Houston Home Journal (Warner Robins, Perry, GA)

May 18, 2005

        When the United States finally became a union in 1789, one of the primary concerns of our founding fathers was the preservation of the sovereignty and protection of State Rights. Unlike Britain and Canada, the United States of America embraced a republican form of government rather than an all powerful parliamentary system. The formation of the United States Senate was not a throwback to the Roman Senate, but a unique historical creation which protected States with small populations from domination by more populated ones.  The Senate has served its purpose as a check on legislative domination by the House of Representatives. However, the founding fathers were 1ooking to the wrong evil when they feared a loss of State Rights from domination by the House of Representatives. Washington and his fellows failed to visualize the judiciary would become the true threat to the people and the rights of States.

Strict constitutionalists typically point to Roe v. Wade, the case which made abortions on demand available in all fifty States, as the ultimate example of the Supreme Court creating law beyond the scope of the Constitution. Ironically it was Abraham Lincoln, a man who repeatedly violated the constitution before criminally suspending habeas corpus, who warned that the people will cease to be their own rulers if the Supreme Court is left unchecked. Lincoln may have been wrong about the Taney Court of the 1860s, but his prediction was fulfilled in the age of the Burger Court between the years of 1969 to 1986. The Burger court is best known for such decisions as Roe v Wade, Miller v. California (which opened the door to obscenity in America), University of California v. Bakke (creating affirmative action), Lemon v. Kurtzman** (eliminating state support of religious schools), and the rarely mentioned Plyer v Doe**.

Plyer v. Doe** was the Burger Court’s decision which forced states to pay to educate the children of illegal immigrants. According to conservative columnist N. Beaujon, “**If there was ever a single event that has contributed to the explosion of illegal immigration in our country it was the 1982 Supreme Court decision Plyer v. Doe] that made it mandatory for every state in the union to educate every single child of criminally illegal immigrants no matter the cost, conditions of their entry, justification or the resources necessary to accomplish this indignation by judicial fiat.” The court based their decision on the Fourteenth Amendment to the Constitution which extends equal protection to all American citizens. The only problem with their logic was that illegal immigrants aren’t citizens and therefore not entitled to protection under the Fourteenth Amendment. What the Burger Court did was to make law, which is the job of Congress, when it had no constitutional power to do so.

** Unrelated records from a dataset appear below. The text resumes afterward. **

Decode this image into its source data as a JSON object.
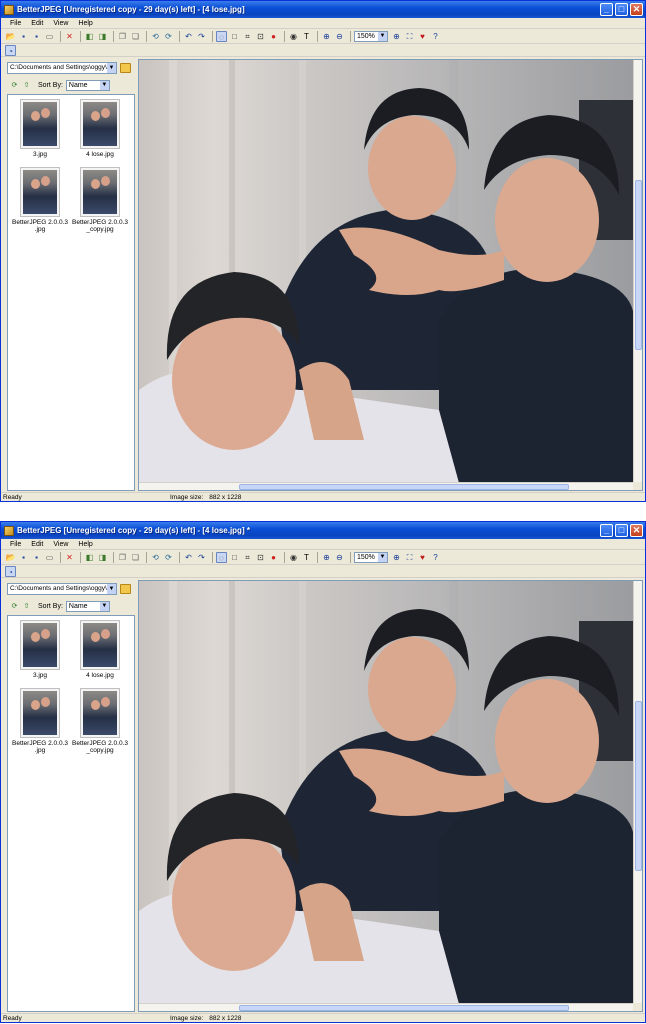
{
  "windows": [
    {
      "title": "BetterJPEG [Unregistered copy - 29 day(s) left] - [4 lose.jpg]",
      "menu": [
        "File",
        "Edit",
        "View",
        "Help"
      ],
      "zoom": "150%",
      "path": "C:\\Documents and Settings\\oggy\\D",
      "sort_label": "Sort By:",
      "sort_value": "Name",
      "thumbs": [
        {
          "caption": "3.jpg"
        },
        {
          "caption": "4 lose.jpg"
        },
        {
          "caption": "BetterJPEG 2.0.0.3\n.jpg"
        },
        {
          "caption": "BetterJPEG 2.0.0.3\n_copy.jpg"
        }
      ],
      "status": {
        "ready": "Ready",
        "size_label": "Image size:",
        "size_value": "882 x 1228"
      }
    },
    {
      "title": "BetterJPEG [Unregistered copy - 29 day(s) left] - [4 lose.jpg] *",
      "menu": [
        "File",
        "Edit",
        "View",
        "Help"
      ],
      "zoom": "150%",
      "path": "C:\\Documents and Settings\\oggy\\D",
      "sort_label": "Sort By:",
      "sort_value": "Name",
      "thumbs": [
        {
          "caption": "3.jpg"
        },
        {
          "caption": "4 lose.jpg"
        },
        {
          "caption": "BetterJPEG 2.0.0.3\n.jpg"
        },
        {
          "caption": "BetterJPEG 2.0.0.3\n_copy.jpg"
        }
      ],
      "status": {
        "ready": "Ready",
        "size_label": "Image size:",
        "size_value": "882 x 1228"
      }
    }
  ],
  "icons": {
    "toolbar": [
      "open-folder-icon",
      "save-icon",
      "save-as-icon",
      "print-icon",
      "delete-icon",
      "prev-image-icon",
      "next-image-icon",
      "copy-icon",
      "paste-icon",
      "rotate-left-icon",
      "rotate-right-icon",
      "undo-icon",
      "redo-icon",
      "select-tool-icon",
      "rectangle-select-icon",
      "crop-icon",
      "resize-icon",
      "red-eye-icon",
      "eye-icon",
      "text-icon",
      "zoom-in-icon",
      "zoom-out-icon",
      "zoom-fit-icon",
      "fit-window-icon",
      "heart-icon",
      "help-icon"
    ]
  },
  "colors": {
    "titlebar": "#0a4fd6",
    "window_bg": "#ece9d8",
    "border": "#7f9db9"
  }
}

Plyer v Doe has cost our nation dearly. Each year our states pay $7.4 billion dollars to educate the children of criminal aliens. The border state of California is burdened with $2.1 billion dollars of this debt alone. This financial burden even effects non-border states, Georgia spends more than $231 million educating illegal immigrants.

In the coming years, President Bush will be forced to fill vacancies on the Supreme Court. I would urge him to not only use Roe v Wade as a litmus test but also insist that his nominees demonstrate an opposition to Plyer v Doe. The time has come to force the Supreme Court to return to their rightful place as interpreters of law rather than makers of law.